GNC Holding Corp. (GNC), which closed trading on Tuesday at $40.11/share, will be going ex-dividend at the close of trading on Wednesday, September 12th. The Pittsburgh, Pennsylvania-based firm, operates as a specialty retailer of health and wellness products. Its products include vitamins, minerals, and herbal supplement products, as well as sports nutrition and diet products. The company sells its products under its GNC proprietary brands, including Mega Men, Ultra Mega, GNC Total Lean, Pro Performance, and Pro Performance AMP, as well as under third-party brands. As of December 31, 2011, it had approximately 7,600 locations, including approximately 5,900 retail locations in the United States comprising of 924 franchises and 2,125 Rite Aid franchise store-within-a-store locations; and franchise operations in 53 countries. GNC Holdings, Inc. sells its products through company-owned domestic retail stores, domestic and international franchise activities, third-party contract manufacturing, e-commerce, and corporate partnerships.

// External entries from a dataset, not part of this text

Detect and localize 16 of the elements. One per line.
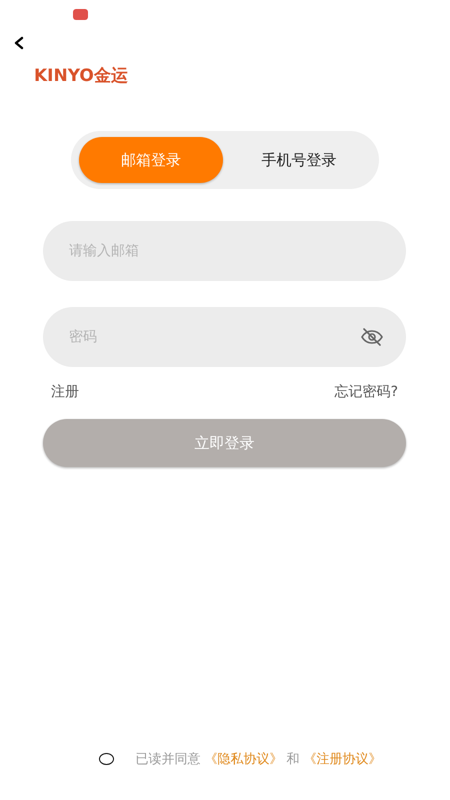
app-icon (73, 8, 88, 20)
agreement-link[interactable]: 《隐私协议》 (204, 750, 282, 768)
login-tab[interactable]: 手机号登录 (227, 137, 371, 183)
password-field[interactable]: 密码 (43, 307, 406, 367)
eye-off-icon[interactable] (360, 325, 384, 349)
agreement-link[interactable]: 《注册协议》 (304, 750, 382, 768)
logo: KINYO金运 (34, 65, 128, 87)
email-field[interactable]: 请输入邮箱 (43, 221, 406, 281)
login-button[interactable]: 立即登录 (43, 419, 406, 467)
agree-checkbox[interactable] (98, 753, 114, 765)
agreement-text: 和 (286, 751, 300, 768)
register-link[interactable]: 注册 (51, 383, 79, 401)
login-tab[interactable]: 邮箱登录 (79, 137, 223, 183)
forgot-password-link[interactable]: 忘记密码? (334, 383, 398, 401)
agreement-text: 已读并同意 (136, 751, 200, 768)
back-icon[interactable] (12, 36, 26, 50)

In terms of GNC, there is one primary catalyst that potential income investors should find attractive and that is the company's returns on assets and equity when compared to some of its direct industry competitors. In the last 12 months, GNC has demonstrated a return on assets of 9.71% and a return on equity of 21.85%, whereas CVS Caremark (CVS) has only managed to demonstrate a return on assets of 6.34% and a return on equity of 9.73%. It should be noted that GNC's return on assets outpaces that of CVS by a margin of 1.53 to 1, and also outpace DG's return on equity by a margin of 2.24 to 1.

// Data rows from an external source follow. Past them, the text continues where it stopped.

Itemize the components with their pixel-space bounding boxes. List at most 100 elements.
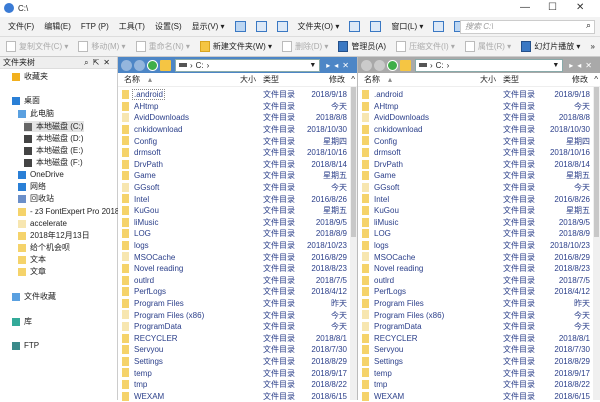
file-row[interactable]: Program Files 文件目录 昨天 [358, 298, 600, 310]
tree-item[interactable]: FTP [12, 340, 39, 351]
compress-button[interactable]: 压缩文件(I) ▾ [396, 41, 455, 52]
tree-item[interactable]: 给个机会呗 [18, 242, 70, 253]
file-row[interactable]: Servyou 文件目录 2018/7/30 [118, 344, 357, 356]
folder-view-icon[interactable] [349, 21, 361, 32]
up-folder-icon[interactable] [387, 59, 398, 71]
move-button[interactable]: 移动(M) ▾ [78, 41, 126, 52]
file-row[interactable]: Intel 文件目录 2016/8/26 [118, 193, 357, 205]
close-button[interactable]: ✕ [576, 2, 584, 13]
file-row[interactable]: Program Files (x86) 文件目录 今天 [118, 309, 357, 321]
minimize-button[interactable]: — [520, 2, 530, 13]
file-row[interactable]: .android 文件目录 2018/9/18 [358, 89, 600, 101]
file-row[interactable]: LOG 文件目录 2018/8/9 [358, 228, 600, 240]
maximize-button[interactable]: ☐ [548, 2, 557, 13]
file-row[interactable]: Game 文件目录 星期五 [118, 170, 357, 182]
file-row[interactable]: GGsoft 文件目录 今天 [118, 182, 357, 194]
favorites-icon[interactable] [160, 59, 171, 71]
scrollbar[interactable] [350, 87, 357, 400]
file-row[interactable]: ProgramData 文件目录 今天 [118, 321, 357, 333]
file-row[interactable]: Settings 文件目录 2018/8/29 [118, 356, 357, 368]
file-row[interactable]: Game 文件目录 星期五 [358, 170, 600, 182]
forward-icon[interactable] [374, 59, 385, 71]
forward-icon[interactable] [134, 59, 145, 71]
file-row[interactable]: Servyou 文件目录 2018/7/30 [358, 344, 600, 356]
menu-file[interactable]: 文件(F) [8, 21, 34, 32]
file-row[interactable]: Novel reading 文件目录 2018/8/23 [118, 263, 357, 275]
file-row[interactable]: KuGou 文件目录 星期五 [358, 205, 600, 217]
file-row[interactable]: AHtmp 文件目录 今天 [358, 101, 600, 113]
file-row[interactable]: Intel 文件目录 2016/8/26 [358, 193, 600, 205]
tree-item[interactable]: 文本 [18, 254, 46, 265]
file-row[interactable]: Program Files 文件目录 昨天 [118, 298, 357, 310]
scrollbar-thumb[interactable] [594, 87, 599, 237]
file-row[interactable]: AvidDownloads 文件目录 2018/8/8 [358, 112, 600, 124]
pane-controls-icon[interactable]: ▸◂✕ [565, 61, 600, 70]
file-row[interactable]: cnkidownload 文件目录 2018/10/30 [358, 124, 600, 136]
address-bar[interactable]: › C: › ▼ [175, 58, 321, 72]
file-row[interactable]: Novel reading 文件目录 2018/8/23 [358, 263, 600, 275]
window-layout-icon[interactable] [433, 21, 445, 32]
file-row[interactable]: PerfLogs 文件目录 2018/4/12 [358, 286, 600, 298]
menu-window[interactable]: 窗口(L) ▾ [391, 21, 423, 32]
tree-item[interactable]: 回收站 [18, 193, 54, 204]
new-folder-button[interactable]: 新建文件夹(W) ▾ [199, 41, 272, 52]
file-row[interactable]: temp 文件目录 2018/9/17 [118, 367, 357, 379]
properties-button[interactable]: 属性(R) ▾ [464, 41, 511, 52]
back-icon[interactable] [121, 59, 132, 71]
file-row[interactable]: PerfLogs 文件目录 2018/4/12 [118, 286, 357, 298]
tree-item[interactable]: OneDrive [18, 169, 64, 180]
col-size[interactable]: 大小 [480, 74, 496, 85]
file-row[interactable]: drmsoft 文件目录 2018/10/16 [118, 147, 357, 159]
file-row[interactable]: KuGou 文件目录 星期五 [118, 205, 357, 217]
file-row[interactable]: tmp 文件目录 2018/8/22 [118, 379, 357, 391]
scrollbar[interactable] [593, 87, 600, 400]
tree-item[interactable]: 文件收藏 [12, 291, 56, 302]
copy-button[interactable]: 复制文件(C) ▾ [6, 41, 68, 52]
admin-button[interactable]: 管理员(A) [338, 41, 386, 52]
tree-item[interactable]: 2018年12月13日 [18, 230, 90, 241]
delete-button[interactable]: 删除(D) ▾ [282, 41, 328, 52]
file-row[interactable]: temp 文件目录 2018/9/17 [358, 367, 600, 379]
file-row[interactable]: tmp 文件目录 2018/8/22 [358, 379, 600, 391]
file-row[interactable]: RECYCLER 文件目录 2018/8/1 [358, 333, 600, 345]
col-modified[interactable]: 修改 [329, 74, 345, 85]
slideshow-button[interactable]: 幻灯片播放 ▾ [521, 41, 580, 52]
file-row[interactable]: DrvPath 文件目录 2018/8/14 [358, 159, 600, 171]
tree-item[interactable]: 本地磁盘 (F:) [24, 157, 83, 168]
file-row[interactable]: liMusic 文件目录 2018/9/5 [118, 217, 357, 229]
search-input[interactable]: 搜索 C:\ [460, 20, 595, 34]
file-row[interactable]: RECYCLER 文件目录 2018/8/1 [118, 333, 357, 345]
back-icon[interactable] [361, 59, 372, 71]
file-row[interactable]: AHtmp 文件目录 今天 [118, 101, 357, 113]
col-type[interactable]: 类型 [503, 74, 519, 85]
file-row[interactable]: Config 文件目录 星期四 [358, 135, 600, 147]
more-tools-button[interactable]: » [590, 42, 594, 51]
file-row[interactable]: drmsoft 文件目录 2018/10/16 [358, 147, 600, 159]
file-row[interactable]: logs 文件目录 2018/10/23 [118, 240, 357, 252]
scroll-up-icon[interactable]: ^ [351, 75, 355, 84]
menu-edit[interactable]: 编辑(E) [44, 21, 71, 32]
file-row[interactable]: MSOCache 文件目录 2016/8/29 [118, 251, 357, 263]
file-row[interactable]: ProgramData 文件目录 今天 [358, 321, 600, 333]
scrollbar-thumb[interactable] [351, 87, 356, 237]
file-row[interactable]: cnkidownload 文件目录 2018/10/30 [118, 124, 357, 136]
search-icon[interactable]: ⌕ [586, 20, 591, 31]
tree-item[interactable]: 库 [12, 316, 32, 327]
tree-item[interactable]: 本地磁盘 (C:) [24, 121, 84, 132]
file-row[interactable]: WEXAM 文件目录 2018/6/15 [358, 391, 600, 402]
tree-item[interactable]: 此电脑 [18, 108, 54, 119]
file-row[interactable]: Settings 文件目录 2018/8/29 [358, 356, 600, 368]
tree-item[interactable]: 网络 [18, 181, 46, 192]
menu-settings[interactable]: 设置(S) [155, 21, 182, 32]
tree-item[interactable]: accelerate [18, 218, 67, 229]
file-row[interactable]: DrvPath 文件目录 2018/8/14 [118, 159, 357, 171]
col-size[interactable]: 大小 [240, 74, 256, 85]
file-row[interactable]: outlrd 文件目录 2018/7/5 [358, 275, 600, 287]
file-row[interactable]: logs 文件目录 2018/10/23 [358, 240, 600, 252]
tree-item[interactable]: 文章 [18, 266, 46, 277]
col-type[interactable]: 类型 [263, 74, 279, 85]
file-row[interactable]: MSOCache 文件目录 2016/8/29 [358, 251, 600, 263]
dropdown-icon[interactable]: ▼ [552, 62, 559, 69]
file-row[interactable]: AvidDownloads 文件目录 2018/8/8 [118, 112, 357, 124]
scroll-up-icon[interactable]: ^ [594, 75, 598, 84]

Potential investors looking to establish a position in FDO or GNC should do so with a small to moderate position and add to that position as dividend announcements approach. Although the primary attraction comes in the form of dividend yield for both companies, one of the more important secondary catalysts to consider will be monthly same store sales and how they compare to both previous months and the same month in previous years.